Stellen wir uns verschiedene Verhaltensmuster vor, wie wir, Menschen, nicht selten reagieren, wenn an uns korrekterweise etwas bemängelt wird. Nun, der eine will überhaupt nicht über das Thema seiner möglichen Fehler reden und lenkt das Gespräch “diplomatisch” sofort auf ein ganz anderes Thema. Ist ja ziemlich verbreitet. Offenbaren sich darin Wahrheitsliebe und Demut? Wohl kaum.
Der andere will seinen offenkundigen Fehler grundsätzlich nicht zugeben und behauptet, er wollte mit seinen ursprünglichen Worten und Taten eigentlich etwas ganz anderes zum Ausdruck bringen, obwohl es offenkundig feststeht, was er es damals wirklich gesagt und wie er gemeint hat - nämlich entgegen der jetzigen Behauptung. Und weist man ihm sachlich diese mangelnde Wahrheitsliebe nach, wehrt er sich weiter mit irgendwelchen neuen Ausreden gegen das, was offenkundig ist, und verstrickt sich in weitere Widersprüche, was zu zusätzlichem Vertrauensverlust ihm gegenüber führt.
Ein dritter schweigt sich schlicht und ergreifend gänzlich darüber aus und spekuliert darauf, dass das Ganze sich bald schon von selbst beruhigen und erledigen werde. Zwar mag man mit solcher “schlauen” Vorgehensweise auch einen gewissen “Erfolg” haben.

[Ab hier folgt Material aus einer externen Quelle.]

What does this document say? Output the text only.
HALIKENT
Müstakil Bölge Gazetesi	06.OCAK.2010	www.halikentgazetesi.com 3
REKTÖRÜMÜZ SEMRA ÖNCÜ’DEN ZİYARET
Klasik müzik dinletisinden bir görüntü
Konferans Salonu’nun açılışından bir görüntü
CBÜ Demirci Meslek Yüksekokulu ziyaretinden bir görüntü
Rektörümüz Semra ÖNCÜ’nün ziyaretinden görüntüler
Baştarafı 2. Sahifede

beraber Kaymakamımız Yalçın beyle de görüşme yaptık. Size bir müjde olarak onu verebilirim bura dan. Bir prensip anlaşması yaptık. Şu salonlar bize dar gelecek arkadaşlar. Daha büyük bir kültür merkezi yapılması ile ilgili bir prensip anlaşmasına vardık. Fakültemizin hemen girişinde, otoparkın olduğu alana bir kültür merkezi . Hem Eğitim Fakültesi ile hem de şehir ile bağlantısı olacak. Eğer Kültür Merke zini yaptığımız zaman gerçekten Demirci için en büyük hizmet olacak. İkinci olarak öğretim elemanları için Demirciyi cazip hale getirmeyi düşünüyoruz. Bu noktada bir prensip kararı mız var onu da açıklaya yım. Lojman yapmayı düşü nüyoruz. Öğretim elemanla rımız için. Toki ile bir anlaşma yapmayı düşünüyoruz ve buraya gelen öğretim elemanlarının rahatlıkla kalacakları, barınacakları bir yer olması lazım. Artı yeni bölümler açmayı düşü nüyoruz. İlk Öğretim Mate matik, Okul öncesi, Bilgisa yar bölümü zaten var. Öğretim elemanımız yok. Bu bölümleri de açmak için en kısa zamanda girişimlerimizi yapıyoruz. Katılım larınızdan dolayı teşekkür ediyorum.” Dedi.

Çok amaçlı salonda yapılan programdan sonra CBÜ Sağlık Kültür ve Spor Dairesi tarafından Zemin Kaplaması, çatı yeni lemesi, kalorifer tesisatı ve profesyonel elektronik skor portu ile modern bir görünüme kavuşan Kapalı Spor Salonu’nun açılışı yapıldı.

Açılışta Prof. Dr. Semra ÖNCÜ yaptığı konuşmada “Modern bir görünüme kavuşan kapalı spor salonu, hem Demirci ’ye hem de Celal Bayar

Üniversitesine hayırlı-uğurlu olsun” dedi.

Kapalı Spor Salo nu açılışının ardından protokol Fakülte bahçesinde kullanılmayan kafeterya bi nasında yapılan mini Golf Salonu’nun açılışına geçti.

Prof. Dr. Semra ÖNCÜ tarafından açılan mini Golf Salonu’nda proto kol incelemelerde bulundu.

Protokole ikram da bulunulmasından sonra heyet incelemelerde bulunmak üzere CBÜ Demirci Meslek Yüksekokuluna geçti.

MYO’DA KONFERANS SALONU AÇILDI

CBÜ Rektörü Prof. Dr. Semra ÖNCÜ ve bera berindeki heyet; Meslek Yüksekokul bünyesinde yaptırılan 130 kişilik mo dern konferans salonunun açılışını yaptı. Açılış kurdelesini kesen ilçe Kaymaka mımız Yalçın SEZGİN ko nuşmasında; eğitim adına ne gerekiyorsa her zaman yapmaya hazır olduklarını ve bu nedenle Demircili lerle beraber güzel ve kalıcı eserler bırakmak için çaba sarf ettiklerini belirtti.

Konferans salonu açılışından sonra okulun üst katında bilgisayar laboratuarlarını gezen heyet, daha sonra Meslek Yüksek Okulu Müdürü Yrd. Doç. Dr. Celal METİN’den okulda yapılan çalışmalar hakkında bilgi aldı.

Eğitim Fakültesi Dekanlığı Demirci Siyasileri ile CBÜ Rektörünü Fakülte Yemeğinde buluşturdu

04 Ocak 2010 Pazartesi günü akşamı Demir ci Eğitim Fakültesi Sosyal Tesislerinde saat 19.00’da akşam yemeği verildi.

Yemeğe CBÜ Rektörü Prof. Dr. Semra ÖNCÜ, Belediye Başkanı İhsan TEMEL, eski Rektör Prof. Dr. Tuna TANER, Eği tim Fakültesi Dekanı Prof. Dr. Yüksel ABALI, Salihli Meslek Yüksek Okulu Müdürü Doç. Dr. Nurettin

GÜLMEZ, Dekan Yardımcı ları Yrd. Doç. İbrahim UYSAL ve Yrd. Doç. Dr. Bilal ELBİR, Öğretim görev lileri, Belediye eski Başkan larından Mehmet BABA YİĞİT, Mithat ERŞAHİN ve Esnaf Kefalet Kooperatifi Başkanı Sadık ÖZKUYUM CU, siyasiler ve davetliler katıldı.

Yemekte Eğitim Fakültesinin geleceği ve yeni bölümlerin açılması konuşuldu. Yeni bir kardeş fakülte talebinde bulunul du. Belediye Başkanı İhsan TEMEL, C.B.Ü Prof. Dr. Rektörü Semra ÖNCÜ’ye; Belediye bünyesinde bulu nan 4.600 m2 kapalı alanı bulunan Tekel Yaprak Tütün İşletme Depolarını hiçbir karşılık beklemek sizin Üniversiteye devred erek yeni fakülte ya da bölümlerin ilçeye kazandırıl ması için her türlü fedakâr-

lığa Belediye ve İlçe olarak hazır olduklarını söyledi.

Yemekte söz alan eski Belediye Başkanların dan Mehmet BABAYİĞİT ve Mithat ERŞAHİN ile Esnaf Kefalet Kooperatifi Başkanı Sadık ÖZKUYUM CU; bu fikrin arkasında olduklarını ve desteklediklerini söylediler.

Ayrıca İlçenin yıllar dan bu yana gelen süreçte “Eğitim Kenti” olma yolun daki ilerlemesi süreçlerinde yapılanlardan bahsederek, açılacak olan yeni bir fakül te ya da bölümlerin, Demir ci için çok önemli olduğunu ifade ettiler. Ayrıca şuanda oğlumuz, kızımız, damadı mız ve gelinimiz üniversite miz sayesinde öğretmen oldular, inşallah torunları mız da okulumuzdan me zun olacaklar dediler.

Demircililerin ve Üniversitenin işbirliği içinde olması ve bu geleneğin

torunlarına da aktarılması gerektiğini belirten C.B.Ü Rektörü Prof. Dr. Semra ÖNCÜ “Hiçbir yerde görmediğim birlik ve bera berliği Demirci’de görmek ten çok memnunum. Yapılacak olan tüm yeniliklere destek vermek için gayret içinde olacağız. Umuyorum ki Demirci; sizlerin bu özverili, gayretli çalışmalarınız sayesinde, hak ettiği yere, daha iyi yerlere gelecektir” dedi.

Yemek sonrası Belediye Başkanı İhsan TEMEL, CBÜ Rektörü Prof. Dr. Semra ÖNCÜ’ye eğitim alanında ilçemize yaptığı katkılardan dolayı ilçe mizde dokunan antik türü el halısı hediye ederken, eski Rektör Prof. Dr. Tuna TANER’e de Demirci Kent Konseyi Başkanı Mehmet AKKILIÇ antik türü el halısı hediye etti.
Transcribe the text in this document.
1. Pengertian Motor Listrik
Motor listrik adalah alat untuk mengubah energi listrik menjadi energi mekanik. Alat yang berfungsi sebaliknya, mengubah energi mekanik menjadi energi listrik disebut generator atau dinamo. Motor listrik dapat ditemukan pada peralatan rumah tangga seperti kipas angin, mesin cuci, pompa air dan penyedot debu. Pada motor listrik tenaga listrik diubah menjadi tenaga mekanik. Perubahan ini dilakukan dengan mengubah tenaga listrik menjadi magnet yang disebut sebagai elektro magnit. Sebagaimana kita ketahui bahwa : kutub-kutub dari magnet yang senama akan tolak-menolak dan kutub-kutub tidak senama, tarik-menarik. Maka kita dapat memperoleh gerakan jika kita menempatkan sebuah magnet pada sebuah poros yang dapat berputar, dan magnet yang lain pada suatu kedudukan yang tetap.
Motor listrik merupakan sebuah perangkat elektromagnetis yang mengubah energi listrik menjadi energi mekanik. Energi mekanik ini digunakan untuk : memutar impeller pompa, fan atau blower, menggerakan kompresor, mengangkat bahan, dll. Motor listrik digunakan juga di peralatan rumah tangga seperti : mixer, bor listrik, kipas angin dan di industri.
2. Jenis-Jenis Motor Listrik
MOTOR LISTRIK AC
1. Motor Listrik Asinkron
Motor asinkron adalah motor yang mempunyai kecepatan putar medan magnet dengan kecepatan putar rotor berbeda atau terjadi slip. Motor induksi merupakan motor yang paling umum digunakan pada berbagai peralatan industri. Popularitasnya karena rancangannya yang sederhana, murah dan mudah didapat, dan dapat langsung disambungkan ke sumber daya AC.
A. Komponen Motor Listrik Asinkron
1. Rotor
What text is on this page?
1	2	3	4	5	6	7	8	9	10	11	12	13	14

Nur trägt das wohl kaum dazu bei, dass das eigene Ansehen in den Augen derer wachse, die in die betreffende Angelegenheit mit involviert sind oder davon wissen. Umso weniger Vertrauen bringt man dann der betreffenden Person gegenüber auch in der Zukunft entgegen, entsprechende nicht geringe “Folgeschäden” eingeschlossen! Sie will ja offensichtlich ebenfalls nicht den objektiven Sachverhalt klären und versucht nur mit einem “Trick”, die anderen für dumm zu verkaufen.
Ein weiterer versucht, die eigentlich notwendigen Zugeständnisse auf die Weise zu vermeiden, dass er sich gegen den, der an seinem Verhalten (in einer wichtigen oder schwerwiegenden Angelegenheit) berechtigterweise etwas zu bemängeln hat, nur aufregt und/oder ihn selbst mit irgendwelchen anderen Vorwürfen überhäuft, die mit der eigentlichen zur Debatte stehenden Frage teilweise sogar überhaupt nicht das Geringste zu tun haben. Dieser Versuch der einschüchternden Ablenkung ist eben auch eine Art, die Wahrheit zu verleugnen und das Recht zu brechen. Und natürlich spricht daraus nicht die geringste Demut, sondern ein ziemlicher Stolz. Man versucht ja, seine Kritiker nur mundtot zu machen - an der Wahrheit selbst zeigt man kein Interesse.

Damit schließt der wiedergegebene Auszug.